We are seeing more kids taking “gap years” after high school or college. But what about adults.

Again, I’ll share Conley’s perspective:

“But why should eighteen- or twenty-two-year-olds be the only ones entitled to some punctuation, when they’ve barely even begun writing the run-on sentence of adult life?  What about fully-baked adults who just need a little space to pause, to hit refresh, or to rewire? Luckily, as more and more people are liberating themselves from the three-stage model of life, the idea of a lengthy sabbatical in midlife is gaining currency”.

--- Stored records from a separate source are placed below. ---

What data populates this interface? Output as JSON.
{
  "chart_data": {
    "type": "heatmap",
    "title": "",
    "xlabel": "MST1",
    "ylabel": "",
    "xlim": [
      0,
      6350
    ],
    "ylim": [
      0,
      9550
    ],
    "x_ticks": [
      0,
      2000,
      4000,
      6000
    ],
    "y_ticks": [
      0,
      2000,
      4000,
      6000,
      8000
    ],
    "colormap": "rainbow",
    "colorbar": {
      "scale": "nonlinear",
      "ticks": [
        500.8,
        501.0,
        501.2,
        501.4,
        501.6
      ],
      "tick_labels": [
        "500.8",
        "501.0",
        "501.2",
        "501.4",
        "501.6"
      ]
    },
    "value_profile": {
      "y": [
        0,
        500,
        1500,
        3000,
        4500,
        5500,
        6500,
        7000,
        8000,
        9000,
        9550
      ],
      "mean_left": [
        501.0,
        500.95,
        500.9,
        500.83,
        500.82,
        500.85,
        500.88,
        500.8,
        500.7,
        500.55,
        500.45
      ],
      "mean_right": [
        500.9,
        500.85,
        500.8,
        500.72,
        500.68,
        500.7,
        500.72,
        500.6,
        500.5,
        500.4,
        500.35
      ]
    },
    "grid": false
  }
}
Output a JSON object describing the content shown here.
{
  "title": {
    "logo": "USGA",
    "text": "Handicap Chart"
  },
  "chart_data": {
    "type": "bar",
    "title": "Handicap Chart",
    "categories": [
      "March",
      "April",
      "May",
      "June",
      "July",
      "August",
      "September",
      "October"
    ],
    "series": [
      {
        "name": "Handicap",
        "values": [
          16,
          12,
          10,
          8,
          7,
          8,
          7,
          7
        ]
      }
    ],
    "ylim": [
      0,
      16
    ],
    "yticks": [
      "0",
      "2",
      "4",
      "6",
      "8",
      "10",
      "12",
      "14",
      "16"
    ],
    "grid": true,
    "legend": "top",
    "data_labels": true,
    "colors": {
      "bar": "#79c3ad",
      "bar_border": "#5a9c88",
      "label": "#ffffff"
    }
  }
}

With that perspective, here’s some advice for any of us contemplating this fuzzy “what’s next”:

  • Plan your off-ramp while still employed. Anyone who fails to plan runs the risk of falling into an abyss.  Make it an off-ramp, not a cliff-jump
  • Partner with your partner. It’s critical to align expectations with the significant other.  Develop a shared plan that is endorsed by the family.
  • Avoid busyness and “calendar filling”. Many early retirees allow their calendar to get jammed up by saying “yes” to too many activities that turn into obligations that aren’t fulfilling or meaningful long-term.  “I’m busier now than when I was working” is a common proud refrain from new retirees – a comment that loses luster as they discover many of the activities are not advancing or adding to their sense of purpose.
  • Reacquaint yourself with yourself. Retirement shoves us into unfamiliar territory where previous skills, accomplishments, and titles don’t count so much.  Self-questioning and self-doubt are common at this stage.  It is a time where some “self re-assessment” is helpful, reflecting anew on your personality, strengths, temperament and things like the motivating drivers in your life.  This can be the well-spring from which a meaningful, purposeful third-age can emerge.

I’m in the pilot-phase of a course designed to address these, and other, pre- and early-retirement challenges.  It’s working title is “What’s Next? Developing A Post-career Roadmap: Transitioning To a Balanced Lifestyle of Labor, Leisure, and Learning”.